As well as these benefits, through meditation, we seek to clear our minds to obtain a better emotional understanding of ourselves. It involves us consciously choosing to spend time centring ourselves, asking the mind to be still and find inner peace.

Another practice that goes well with meditation is manifestation. Manifestation is similar to the law of attraction – it allows us to attract positive things, happenings and people, by being positive. Thinking good thoughts attracts more good thoughts and in time these become good 'things'. These 'things' are the things we might visualise in our mediation. After all, they do say that a quiet mind attracts an abundant life.

Using manifestation, we can begin to connect our goals positively. Through a positive visualisation of specific goals instead of a broader, more vague sense of achievement, we can create clear paths to the achievements of these goals, using incremental steps.

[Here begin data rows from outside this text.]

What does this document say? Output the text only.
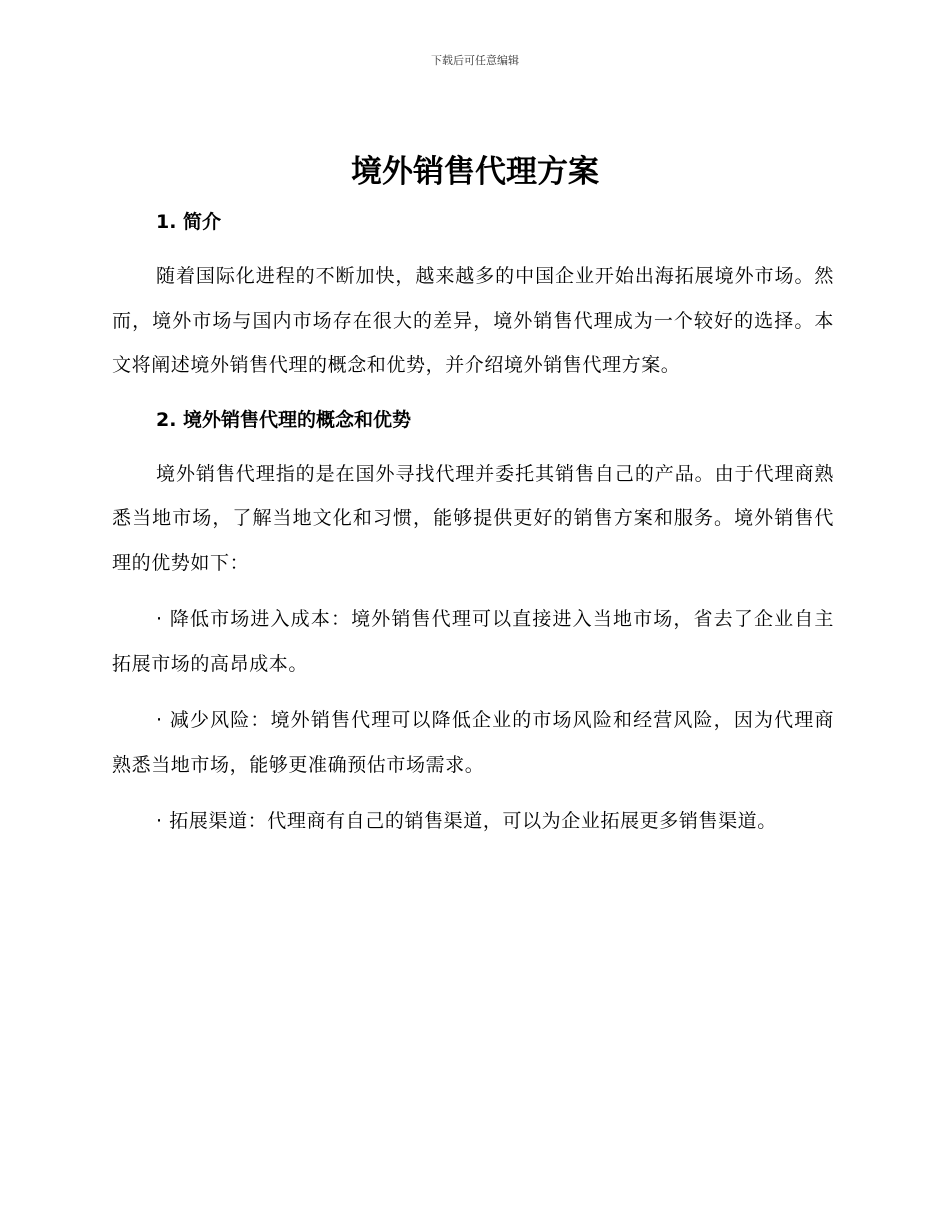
下载后可任意编辑
境外销售代理方案
1. 简介

随着国际化进程的不断加快，越来越多的中国企业开始出海拓展境外市场。然而，境外市场与国内市场存在很大的差异，境外销售代理成为一个较好的选择。本文将阐述境外销售代理的概念和优势，并介绍境外销售代理方案。

2. 境外销售代理的概念和优势

境外销售代理指的是在国外寻找代理并委托其销售自己的产品。由于代理商熟悉当地市场，了解当地文化和习惯，能够提供更好的销售方案和服务。境外销售代理的优势如下：

· 降低市场进入成本：境外销售代理可以直接进入当地市场，省去了企业自主拓展市场的高昂成本。

· 减少风险：境外销售代理可以降低企业的市场风险和经营风险，因为代理商熟悉当地市场，能够更准确预估市场需求。

· 拓展渠道：代理商有自己的销售渠道，可以为企业拓展更多销售渠道。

During meditation, we can employ a technique of deep diaphragmatic breathing which will make our practice even more rewarding and it's all down to the lymphatic system. The lymphatic system is a network of interconnected tissues and organs that contain lymph vessels and lymph nodes.

The primary function of the lymphatic system is to transport lymph fluid around the body to remove toxins and waste products leftover from biological processes such as breathing and digestion.

During deep diaphragmatic breathing, we can help promote the movement of the lymph fluid, enabling a quicker movement and natural removal of these unwanted products. Since the lymph system relies on the movement of the muscles to move lymph fluid, if we're sedentary, have poor movement in our arms and legs or certain medical conditions, this movement can slow down. Even if we don't have any reason why our lymph drainage might slow down, we can still benefit from a faster removal of toxic waste.

So mediation with controlled breathing is beneficial to all of us, not just mentally, but physically.

And the great thing about mediation is that it can be done anywhere. In bed, on the bus to work, even whilst walking (in a much less inward form).

Commitment is everything, and when we're at home, in our most comfortable, safe space, we might be tricked into thinking it isn't necessary to practice our meditation. So we have a commitment challenge for you. To ensure your commitment to meditation, we'd like you to dedicate a pillow or a cushion to your practice. This is the meditation pillow that you can place somewhere in your home or garden, away from distractions (including digital distractions). Then, when you sit on your mediation pillow, you'll be acknowledging this valuable, nourishing time for yourself and your mediation.

Ten to 15 minutes a day, away from the noise of life, is all you need to commit. Practice deep, more controlled breathing and visualisation. Then wait to see how many of your goals gradually start to filter through from the universe.